I have programmed several favorite websites (other than the blogs) that I like to visit daily. One of those is the NASA Solar and Heliospheric Observatory (SOHO) website.
A favorite feature of mine, is the Very Latest SOHO Images page. On this page, I can see the solar disc in four different Extreme ultraviolet Imaging Telescope (EIT) wavelengths of light, two images (Continuum and Magnetogram) from the Michelson Doppler Imager (MDI), and two fields of view from the Large Angle and Spectrometric COronagraph (LASCO).
The Latest Images page is where I can see what’s happening on and around the Sun in near real time.
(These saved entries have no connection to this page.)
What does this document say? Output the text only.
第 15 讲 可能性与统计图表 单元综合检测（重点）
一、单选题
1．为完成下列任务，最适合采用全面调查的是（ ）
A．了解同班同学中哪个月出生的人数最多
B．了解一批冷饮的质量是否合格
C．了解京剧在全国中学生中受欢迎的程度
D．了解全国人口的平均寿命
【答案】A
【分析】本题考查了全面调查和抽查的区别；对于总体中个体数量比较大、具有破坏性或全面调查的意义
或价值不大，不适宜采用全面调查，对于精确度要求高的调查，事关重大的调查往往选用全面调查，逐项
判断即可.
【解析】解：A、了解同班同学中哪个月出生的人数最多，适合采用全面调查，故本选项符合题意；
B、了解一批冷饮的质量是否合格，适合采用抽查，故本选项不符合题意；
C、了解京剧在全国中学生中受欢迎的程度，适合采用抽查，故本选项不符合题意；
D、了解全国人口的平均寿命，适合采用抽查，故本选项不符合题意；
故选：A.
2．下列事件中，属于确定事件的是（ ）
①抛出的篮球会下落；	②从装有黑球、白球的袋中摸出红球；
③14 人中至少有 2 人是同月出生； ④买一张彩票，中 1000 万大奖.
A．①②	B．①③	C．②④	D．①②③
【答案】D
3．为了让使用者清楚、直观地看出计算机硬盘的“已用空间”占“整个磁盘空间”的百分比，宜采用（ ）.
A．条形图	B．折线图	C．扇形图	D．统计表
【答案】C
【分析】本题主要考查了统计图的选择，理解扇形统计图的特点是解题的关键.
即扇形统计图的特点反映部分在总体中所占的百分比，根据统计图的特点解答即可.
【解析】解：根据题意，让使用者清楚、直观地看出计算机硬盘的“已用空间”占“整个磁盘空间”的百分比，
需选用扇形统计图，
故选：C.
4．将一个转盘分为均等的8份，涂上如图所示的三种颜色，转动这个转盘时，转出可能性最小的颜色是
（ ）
Today’s EIT images tell me that there are active regions on both the left and right sides of the disc. The active region on the right will be rotating out of view soon, while the one on the left will move toward the center of the disc. The MDI images reveal no large sunspots – the remnants of sunspot 1035 are just coming into view in the upper left. The LASCOs reveal a couple of interesting things – there are Coronal Mass Ejections associated with both active regions seen in the EIT images and the planet Mercury passed in front of and below the Sun a few days ago.
Did you see the comet crashing into the Sun?
I wonder how significant a Sun without sun spots means?
I did see that little video they had on spaceweather.com – they say that happens a lot.
Sunspots have always been linked to climate change. I wrote about it in Correlating Sunspots to Global Climate that I posted back in August of 2006.